Protein-protein interaction domains and the heterodimerization of thyroid hormone receptor variant alpha2 with retinoid X receptors

Abstract

Heterodimerization between thyroid hormone receptors (TRs) and retinoid X receptors (RXRs) is mediated by a weak dimerization interface within the DNA- binding domains (DBDs) and a strong interface within the C-terminal ligand- binding domains of the receptors. Previous studies have shown that the conserved ninth heptad in the TR ligand-binding domain appears to play a critical role in heterodimerization with RXR. However, despite lacking the full ninth heptad, TR variant alpha2 (TRv alpha2) can heterodimerize with RXR on specific direct repeat response elements, but not on palindromic elements or in solution. Two possibilities may account for TRv alpha2-RXR heterodimerization on direct repeats. First, the DBD of TRv alpha2 may play a critical role in heterodimerization with RXR. Second, a specific sequence within the unique C terminus of TRv alpha2 may promote the formation of TRv alpha2-RXR heterodimers. In this study, we used receptor chimeras in which the DBD of RXR was replaced by either the TR DBD or an unrelated DBD from the metalloregulatory transcription factor AMT1 to address the role of the DBD dimerization interface in TRv alpha2-RXR heterodimerization.

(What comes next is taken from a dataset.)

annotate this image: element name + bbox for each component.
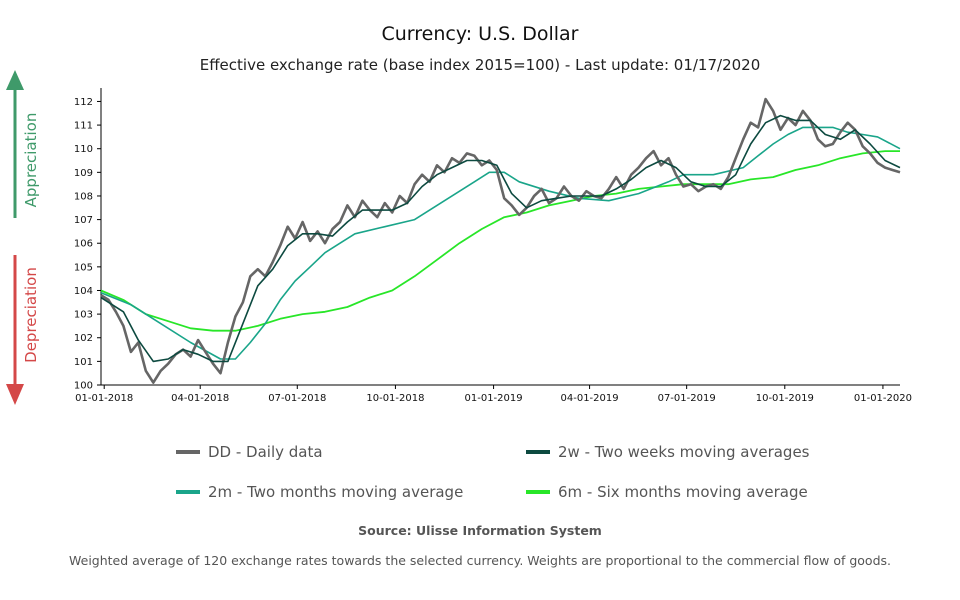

Gel mobility shift analyses showed that whereas TR alpha1 formed heterodimers with these chimeras, TRv alpha2 failed to do so. Deletion of the unique C terminus of TRv alpha2 had only a marginal effect on heterodimerization with RXR. Mutations within the DBD dimerization interface abolished heterodimerization of full-length TRv alpha2 with RXR but only marginally affected heterodimerization of full-length TR alpha1 with RXR. These data support the hypothesis that the TR-RXR DBD dimerization interface plays a critical role in TRv alpha2-RXR heterodimerization. Additional data show that the amino acid residues that make direct TR-RXR contacts within the DBDs also may play a role in receptor monomer binding to DNA, since mutations within these residues severely impair this interaction.